Sungailiat, Bangka (ANTARA) - Alumni Pasca Sarjana UGM jurusan Teknik Kimia Konsentrasi Pengolahan Bahan Mineral, Akbar Yulandra mengatakan, diperlukan sinergitas antar lembaga pemerintah untuk menjaga dan pemanfaatan sumber daya mineral logam tanah jarang (LTJ) atau "rare earth element" (REE).
"Saya menilai diperlukan suatu komitmen sinergitas antar lembaga vertikal dan daerah termasuk masyarakat untuk pengatur kebijakan pengelolaan LTJ di Provinsi Kepulauan Bangka Belitung," kata Akbar Yulandra di Sungailiat, Senin.
Selain tata pengelolaan LTJ yang terarah kata dia, diperlukan pengawasan kegiatan eksportir mineral ikutan timah dan zikron untuk mencegah tindakan ilegal.
Menurutnya, wilayah Bangka Belitung memiliki potensi sumber daya mineral logam tanah jarang yang harus dikelola dan dimanfaatkan untuk kesejahteraan masyarakat.
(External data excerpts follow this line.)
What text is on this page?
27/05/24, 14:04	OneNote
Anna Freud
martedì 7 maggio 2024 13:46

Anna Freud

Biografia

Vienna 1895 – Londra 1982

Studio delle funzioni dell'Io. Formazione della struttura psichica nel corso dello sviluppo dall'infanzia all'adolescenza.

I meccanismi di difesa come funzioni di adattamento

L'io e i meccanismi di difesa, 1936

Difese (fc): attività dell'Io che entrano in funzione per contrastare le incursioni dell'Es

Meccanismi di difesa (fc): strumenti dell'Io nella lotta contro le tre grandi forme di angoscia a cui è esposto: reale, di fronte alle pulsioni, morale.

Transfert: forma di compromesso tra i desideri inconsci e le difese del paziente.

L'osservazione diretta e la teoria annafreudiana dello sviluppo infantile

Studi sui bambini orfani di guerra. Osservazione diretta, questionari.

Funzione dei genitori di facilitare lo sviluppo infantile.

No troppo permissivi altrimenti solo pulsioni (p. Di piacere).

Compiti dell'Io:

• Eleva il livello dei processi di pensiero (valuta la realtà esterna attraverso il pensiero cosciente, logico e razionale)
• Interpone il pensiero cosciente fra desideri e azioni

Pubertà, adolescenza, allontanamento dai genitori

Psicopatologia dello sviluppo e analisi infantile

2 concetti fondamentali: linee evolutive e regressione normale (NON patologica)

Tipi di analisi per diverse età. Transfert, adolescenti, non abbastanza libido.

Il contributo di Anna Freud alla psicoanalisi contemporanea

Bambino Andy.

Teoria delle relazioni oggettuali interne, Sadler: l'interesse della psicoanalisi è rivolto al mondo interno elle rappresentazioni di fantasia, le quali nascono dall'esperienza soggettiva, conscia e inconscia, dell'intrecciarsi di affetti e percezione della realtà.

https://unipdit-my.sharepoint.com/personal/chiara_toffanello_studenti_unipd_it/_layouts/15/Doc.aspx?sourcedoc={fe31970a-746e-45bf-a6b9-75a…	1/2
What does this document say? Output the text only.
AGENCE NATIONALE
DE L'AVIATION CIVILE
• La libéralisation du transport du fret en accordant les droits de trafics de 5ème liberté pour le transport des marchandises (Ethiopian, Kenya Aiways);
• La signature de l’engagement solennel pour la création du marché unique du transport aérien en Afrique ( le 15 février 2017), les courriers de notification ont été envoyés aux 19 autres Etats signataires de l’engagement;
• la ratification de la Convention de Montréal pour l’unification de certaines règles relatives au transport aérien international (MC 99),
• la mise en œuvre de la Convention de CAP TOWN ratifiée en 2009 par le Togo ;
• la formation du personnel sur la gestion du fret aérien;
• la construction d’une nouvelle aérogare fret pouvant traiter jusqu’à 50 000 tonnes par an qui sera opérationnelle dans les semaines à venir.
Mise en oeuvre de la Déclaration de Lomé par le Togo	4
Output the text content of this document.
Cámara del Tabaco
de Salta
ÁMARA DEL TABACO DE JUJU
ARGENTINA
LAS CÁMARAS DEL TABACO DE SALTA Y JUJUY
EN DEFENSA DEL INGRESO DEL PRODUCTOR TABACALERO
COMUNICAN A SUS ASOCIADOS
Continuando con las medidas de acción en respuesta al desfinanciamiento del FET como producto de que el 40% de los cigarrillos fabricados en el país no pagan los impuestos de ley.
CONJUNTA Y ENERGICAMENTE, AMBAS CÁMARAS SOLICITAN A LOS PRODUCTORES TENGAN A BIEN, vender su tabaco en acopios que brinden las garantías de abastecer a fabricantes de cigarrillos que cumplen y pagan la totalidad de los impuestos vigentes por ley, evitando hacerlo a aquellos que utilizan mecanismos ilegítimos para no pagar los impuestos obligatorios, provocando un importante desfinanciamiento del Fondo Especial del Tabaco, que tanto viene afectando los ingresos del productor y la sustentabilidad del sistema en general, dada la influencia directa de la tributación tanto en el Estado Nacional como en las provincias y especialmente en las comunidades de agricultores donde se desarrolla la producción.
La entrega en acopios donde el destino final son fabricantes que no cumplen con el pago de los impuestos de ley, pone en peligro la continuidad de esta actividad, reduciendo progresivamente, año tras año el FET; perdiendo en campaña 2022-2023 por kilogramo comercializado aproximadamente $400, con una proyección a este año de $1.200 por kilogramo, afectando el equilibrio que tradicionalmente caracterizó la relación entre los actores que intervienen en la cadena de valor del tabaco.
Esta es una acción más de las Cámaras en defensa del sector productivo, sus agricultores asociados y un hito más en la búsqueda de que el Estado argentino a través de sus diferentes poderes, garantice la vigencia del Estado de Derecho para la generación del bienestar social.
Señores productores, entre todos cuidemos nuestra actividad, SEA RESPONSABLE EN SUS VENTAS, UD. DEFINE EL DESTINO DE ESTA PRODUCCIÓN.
"Diketahui logam tanah jarang dengan 17 unsur di dalamnya mempunyai kegunaan cukup besar mendukung perkembangan teknologi seperti digunakan baterai mobil listrik serta jenis teknologi lainnya," jelasnya.
Unsur tanah jarang juga memiliki peranan yang penting dalam pertahanan negara kata dia, seperti penggunaan kapal anti radar, peralatan GPS, baterai, dan elektronik pertahanan.
Dikatakan, 17 unsur logam tanah jarang meliputi scandium (Sc), lanthanum (La), cerium (Ce), praseodymium (Pr), neodymium (Nd), promethium (Pm), samarium (Sm), europium (Eu), gadolinium (Gd), terbium (Tb), dysprosium (Dy), holmium (Ho), erbium (Er), thulium (Tm), ytterbium (Yb), lutetium (Lu) dan yttrium (Y).
"Unsur - unsur radioaktif pada mineral monazite dan xenotime terdapat unsur uranium (U) dan Thorium (Th) yang dapat dipergunakan PLTN," katanya.
Dalam proses pengelolaan logam tanah jarang sampai pada pemisahan kata dia, terdapat tantangan besar karena 17 unsur tersebut memiliki sifat kimia dan fisika yang sangat sama sehingga benar-benar memerlukan kesiapan sumber daya manusia yang berkualitas dan dukungan teknologi.
Untuk memperoleh kemurinian LTJ yang tinggi kata dia, memerlukan biaya yang cukup mahal karena diperlukan beberapa tahapan proses mulau dari "leaching, pengendapan bertingkat dan ekstraksi bertingkat.
"Tantangan berikutnya adalah mengolah kembali "recycle" logam tanah jarang yang telah digunakan pada teknologi," kata Akbar Yulanda.
Dia mengatakan, pengembangan logam tanah jarang di Indonesia masih dalam tahap "pilot plan" dengan skala tahapan uji laboratorium sudah lewat tetapi belum sampai pada volume skala produksi.
"Kita ketahui, banyak manfaat logam tanah jarang untuk mendukung pengembangan teknologi sehingga banyak beberapa negara yang menginginkan sumber daya mineral tersebut," ujarnya.